1. Wednesday(10/28): Introduction to Momentum (Ch.9). The Impulse-

Momentum Relation, Elastic and Inelastic Collisions, Recoil. HW: Read Ch.9,

pages 235-262 and Solve prob. 1, 5, 9, 13, 21, and 23 on pages 264-6.

2. Thursday(10/29): Collisions in Two Dimensions. Finding Center of Mass.

HW: Solve prob. 27, 33, 39, 41, 43, 51, and 52 on pages 266-9.

3. Friday(10/30): LAB on Center of Mass. HW: Process lab data.

4. Monday(11/02): Post-Lab discussion. HW: Process lab data and write

lab report (due Tuesday).

5. Tuesday(11/03): Review Ch.9. HW: Complete Review handout.

6. Wednesday(11/04): TEST on Ch.9 - Momentum. HW: Go to web-site

for notes on Ch.10 & 11 - Rotational Mechanics.

Very Important: If you have any questions or miss a class, see me

before school (8:00 - 8:30 AM), during Lunch, or after school. Best to

send an email to persin@nova.edu.

1. The momentum of an object is the product of the object's mass and

its velocity. We use lowercase p for momentum and this gives the

formula p = mv .

2. Since mass is a scalar and velocity is a vector, momentum is a vector

because the product of a scalar and a vector is a vector.

3. So, anything we have done with vectors previously can be done with

momentum. It can be broken into horizontal and vertical components,

and several momentum vectors can produce a single resultant.

4. The Pythagorean theorem and SOHCAHTOA are still used to solve

momentum problems.

5. The unit for momentum in MKS is the kg m/s , but when working in

CGS we use g cm/s.

6. The change in momentum, Δp , of an object is equal to the impulse

that acts that acts on it. This is known as the Impulse-Momentum

Relation. This relation can also be derived from Newton's 2nd Law,

and the definition of acceleration. Use F = ma with a = Δv/Δt .

7. Impulse is the product of the force acting on an object and the

time in which it acts. This gives us the formula for impulse which

is J = F·Δt. The unit of impulse in MKS is the Newton-second or Ns.
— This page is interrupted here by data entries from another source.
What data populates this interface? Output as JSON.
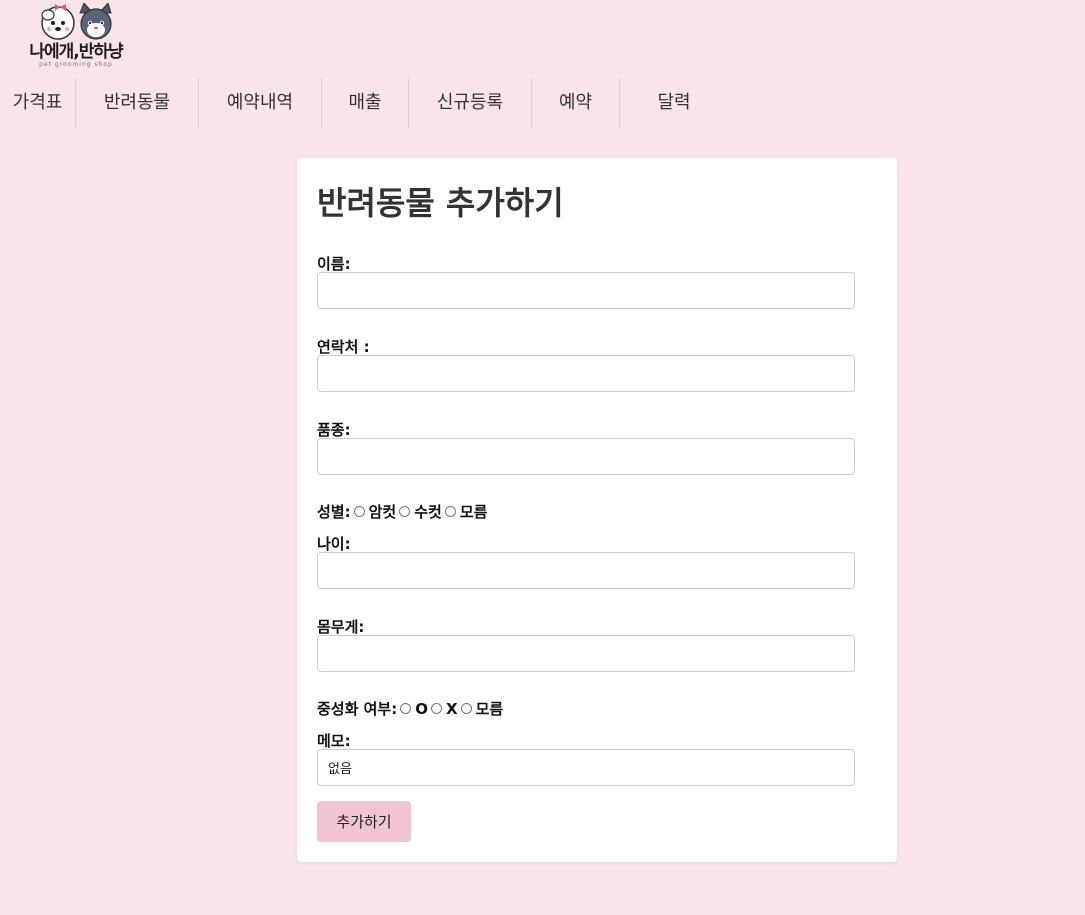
{
  "logo": {
    "text": "나에개,반하냥",
    "subtitle": "pet grooming shop"
  },
  "nav": {
    "items": [
      {
        "label": "가격표"
      },
      {
        "label": "반려동물"
      },
      {
        "label": "예약내역"
      },
      {
        "label": "매출"
      },
      {
        "label": "신규등록"
      },
      {
        "label": "예약"
      },
      {
        "label": "달력"
      }
    ]
  },
  "form": {
    "title": "반려동물 추가하기",
    "name_label": "이름:",
    "name_value": "",
    "contact_label": "연락처 :",
    "contact_value": "",
    "breed_label": "품종:",
    "breed_value": "",
    "gender": {
      "label": "성별:",
      "options": [
        "암컷",
        "수컷",
        "모름"
      ]
    },
    "age_label": "나이:",
    "age_value": "",
    "weight_label": "몸무게:",
    "weight_value": "",
    "neutered": {
      "label": "중성화 여부:",
      "options": [
        "O",
        "X",
        "모름"
      ]
    },
    "memo_label": "메모:",
    "memo_value": "없음",
    "submit_label": "추가하기"
  },
  "colors": {
    "background": "#f9e4ea",
    "button": "#f0c4d0",
    "card": "#ffffff"
  }
}
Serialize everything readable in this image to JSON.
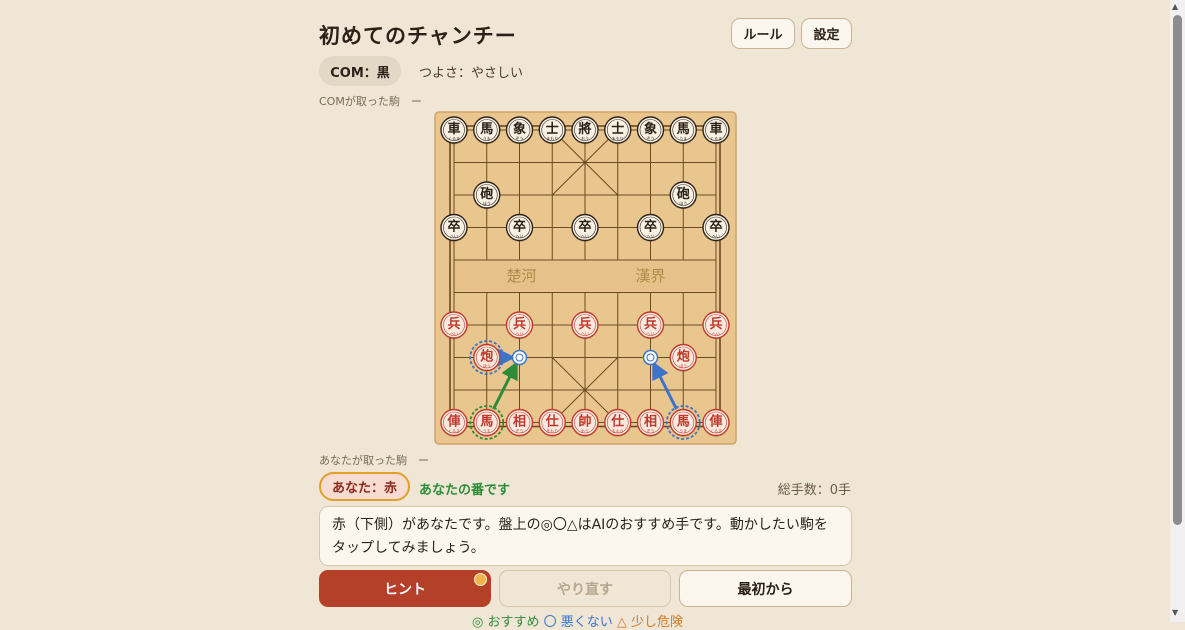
{
  "header": {
    "title": "初めてのチャンチー",
    "rules_label": "ルール",
    "settings_label": "設定"
  },
  "status": {
    "com_label": "COM：黒",
    "strength": "つよさ：やさしい",
    "com_captured": "COMが取った駒　ー",
    "you_captured": "あなたが取った駒　ー",
    "you_label": "あなた：赤",
    "turn": "あなたの番です",
    "moves": "総手数：0手"
  },
  "message": "赤（下側）があなたです。盤上の◎〇△はAIのおすすめ手です。動かしたい駒をタップしてみましょう。",
  "buttons": {
    "hint": "ヒント",
    "undo": "やり直す",
    "restart": "最初から"
  },
  "legend": {
    "recommended": "◎ おすすめ",
    "bad": "〇 悪くない",
    "risky": "△ 少し危険"
  },
  "board": {
    "river_left": "楚河",
    "river_right": "漢界",
    "colors": {
      "red": "#c0392b",
      "black": "#2b2118",
      "wood": "#e9c68e",
      "recommend": "#2e8b3a",
      "ok": "#3b74c8"
    },
    "pieces": [
      {
        "side": "black",
        "char": "車",
        "sub": "くるま",
        "col": 0,
        "row": 0
      },
      {
        "side": "black",
        "char": "馬",
        "sub": "うま",
        "col": 1,
        "row": 0
      },
      {
        "side": "black",
        "char": "象",
        "sub": "ぞう",
        "col": 2,
        "row": 0
      },
      {
        "side": "black",
        "char": "士",
        "sub": "まもり",
        "col": 3,
        "row": 0
      },
      {
        "side": "black",
        "char": "將",
        "sub": "おう",
        "col": 4,
        "row": 0
      },
      {
        "side": "black",
        "char": "士",
        "sub": "まもり",
        "col": 5,
        "row": 0
      },
      {
        "side": "black",
        "char": "象",
        "sub": "ぞう",
        "col": 6,
        "row": 0
      },
      {
        "side": "black",
        "char": "馬",
        "sub": "うま",
        "col": 7,
        "row": 0
      },
      {
        "side": "black",
        "char": "車",
        "sub": "くるま",
        "col": 8,
        "row": 0
      },
      {
        "side": "black",
        "char": "砲",
        "sub": "ほう",
        "col": 1,
        "row": 2
      },
      {
        "side": "black",
        "char": "砲",
        "sub": "ほう",
        "col": 7,
        "row": 2
      },
      {
        "side": "black",
        "char": "卒",
        "sub": "へい",
        "col": 0,
        "row": 3
      },
      {
        "side": "black",
        "char": "卒",
        "sub": "へい",
        "col": 2,
        "row": 3
      },
      {
        "side": "black",
        "char": "卒",
        "sub": "へい",
        "col": 4,
        "row": 3
      },
      {
        "side": "black",
        "char": "卒",
        "sub": "へい",
        "col": 6,
        "row": 3
      },
      {
        "side": "black",
        "char": "卒",
        "sub": "へい",
        "col": 8,
        "row": 3
      },
      {
        "side": "red",
        "char": "兵",
        "sub": "へい",
        "col": 0,
        "row": 6
      },
      {
        "side": "red",
        "char": "兵",
        "sub": "へい",
        "col": 2,
        "row": 6
      },
      {
        "side": "red",
        "char": "兵",
        "sub": "へい",
        "col": 4,
        "row": 6
      },
      {
        "side": "red",
        "char": "兵",
        "sub": "へい",
        "col": 6,
        "row": 6
      },
      {
        "side": "red",
        "char": "兵",
        "sub": "へい",
        "col": 8,
        "row": 6
      },
      {
        "side": "red",
        "char": "炮",
        "sub": "ほう",
        "col": 1,
        "row": 7,
        "ring": "ok"
      },
      {
        "side": "red",
        "char": "炮",
        "sub": "ほう",
        "col": 7,
        "row": 7
      },
      {
        "side": "red",
        "char": "俥",
        "sub": "くるま",
        "col": 0,
        "row": 9
      },
      {
        "side": "red",
        "char": "馬",
        "sub": "うま",
        "col": 1,
        "row": 9,
        "ring": "recommend"
      },
      {
        "side": "red",
        "char": "相",
        "sub": "ぞう",
        "col": 2,
        "row": 9
      },
      {
        "side": "red",
        "char": "仕",
        "sub": "まもり",
        "col": 3,
        "row": 9
      },
      {
        "side": "red",
        "char": "帥",
        "sub": "おう",
        "col": 4,
        "row": 9
      },
      {
        "side": "red",
        "char": "仕",
        "sub": "まもり",
        "col": 5,
        "row": 9
      },
      {
        "side": "red",
        "char": "相",
        "sub": "ぞう",
        "col": 6,
        "row": 9
      },
      {
        "side": "red",
        "char": "馬",
        "sub": "うま",
        "col": 7,
        "row": 9,
        "ring": "ok"
      },
      {
        "side": "red",
        "char": "俥",
        "sub": "くるま",
        "col": 8,
        "row": 9
      }
    ],
    "hints": [
      {
        "kind": "recommend",
        "from": [
          1,
          9
        ],
        "to": [
          2,
          7
        ]
      },
      {
        "kind": "ok",
        "from": [
          7,
          9
        ],
        "to": [
          6,
          7
        ]
      },
      {
        "kind": "ok",
        "from": [
          1,
          7
        ],
        "to": [
          2,
          7
        ]
      }
    ]
  }
}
Impulse can also be derived using Calculus with J = ∫F(t)dt = Δp,

same as area under a curve.

8. The Law of Conservation of Momentum states that "In a closed,

isolated system, the total momentum of the system does not change".

9. This law means that in all interactions between isolated objects,

momentum is conserved, or,  p_i = p_f  .

10. Objects can transfer momentum during collisions, but the total

momentum in the system before the collision must equal the total

momentum after the collision, again,  p_i = p_f  .

11. During a collision, the change in momentum of the first object is

equal to and opposite the change in momentum of the second object.

12. Collisions can be classified as elastic or inelastic based on

whether or not energy is also conserved. For the elastic collision we

have m₁v₁ + m₂v₂ = m₁v₁' + m₂v₂' . If the collision is inelastic we

have m₁v₁ + m₂v₂ = (m₁ + m₂)v_1,2 .

13. In a perfectly elastic collision, both momentum and kinetic energy

are conserved, p_i = p_f   and   E_i = E_f

14. In a perfectly inelastic collision, two objects stick together and

move as one mass after the collision. This means that momentum is

conserved but kinetic energy is not conserved.  p_i = p_f   and   E_i > E_f

15. In an inelastic collision, kinetic energy is converted into internal

elastic potential energy when the objects deform. Some kinetic energy

is also converted to sound and thermal energy.

16. There is a special case called "recoil" in which, for example, two

objects are pushed against opposite ends of a spring. Clearly the

momentum before they are released is zero, so according to the

conservation law the momentum after they are released also must

be zero.

17. Recoil then is supported by the equation 0 = m₁v₁ + m₂v₂ ,

which requires that v₁ and v₂ must have opposite directions.

18. An interesting aspect of the relationship between momentum and

kinetic energy is that if the mass, m, and the velocity, v, of an object

is known, then we automatically know its momentum and kinetic

energy. Recall the p = mv and K = ½mv² , therefore we can express

the objects kinetic energy as K = ½pv .

19. Realize that in the macro world, few collisions are perfectly elastic

or perfectly inelastic.

And still, we need these steps to solve any problem in Physics:

(i) read the problem and identify the given variables

(ii) determine what you are asked to solve for

(iii) find the correct vector formula to use

(iv) use Algebra, Trigonometry, and/or Calculus to isolate the unknown

(v) substitute-in the given information and simplify.